The P1-Parental cells were seeded in 96 well plates in CM. 24 h after seeding, regular CM was replaced with CM containing the ${\text{IC}}_{10}$ concentration of the chemical. CM containing media was replaced every two days. The chemical concentration was increased once a week from ${\text{IC}}_{10}$, ${\text{IC}}_{20}$, ${\text{IC}}_{50}$, ${\text{IC}}_{80}$. At ${\text{IC}}_{80}$, only few cells were left in the wells and regular CM without chemical was added in order to allow the resistant cells to proliferate. Once the resistant cells reached confluence, they are passed, banked, and further expanded for analysis. A chemical sensitivity assessment was performed as above to confirm the acquired resistance as previously described (Parasido et al., 2019).

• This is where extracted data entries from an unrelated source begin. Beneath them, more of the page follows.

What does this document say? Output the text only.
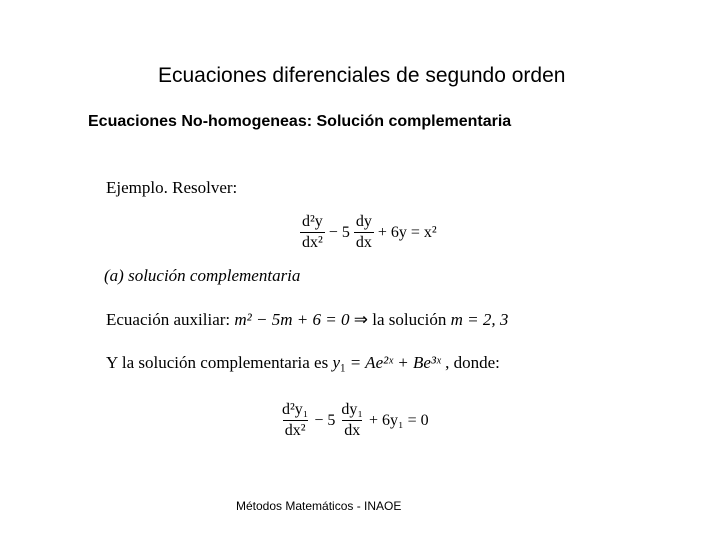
Ecuaciones diferenciales de segundo orden
Ecuaciones No-homogeneas: Solución complementaria
Ejemplo. Resolver:
$\frac{\text{d²y}}{\text{dx²}} - 5 \frac{dy}{dx} + 6y = x^2$
(a) solución complementaria
Ecuación auxiliar: m² − 5m + 6 = 0 ⇒ la solución m = 2, 3
Y la solución complementaria es $y_1$ = Ae²ˣ + Be³ˣ , donde:
$\frac{\text{d²y₁}}{\text{dx²}} - 5 \frac{\text{dy₁}}{dx} + 6y_1 = 0$
Métodos Matemáticos - INAOE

Exome sequence libraries were created using the Illumina TruSeq Exome Library and subjected to 2 × 150 paired end sequencing on an Illumina NextSeq 500. The samples were aligned to the human genome version GRCh38 using the Burrows-Wheeler Alignment (BWA) tool, BWA-MEM and Single nucleotide variants (SNVs) and insertion-deletions (indels) were called using the Genome Analyses Tool Kit v3.5 as described (Parasido et al., 2019). The genetic fidelity of the n-PTX-R cells vs the parental cells was evaluated using the WES data. Jaccard Index (JI) analyses were used to define the similarity/dissimilarity in the data sets as described (Parasido et al., 2019). All JI values of the CRs remained above 0.94, indicating sustained genetic stability despite extended time in culture and selection in nab-Paclitaxel. For STR analyses of human PDAC tissue, the parental PDAC, and the chemical resistant CR cells, DNA was extracted using a Qiagen DNA extraction kit (cat # 69506, Qiagen, Germantown, MD). STR analyses were provided by Genetica DNA Laboratories (Cincinnati, OH). 15 independent genetic sites and amelogenin were to authenticate and verify the CR cells. Final match profiles were evaluated using the Percentage Match Algorithm (ANSI/ATCC ASN-0002–2011) and established the fidelity of the CR cells to the tissue of origin (Parasido et al., 2019).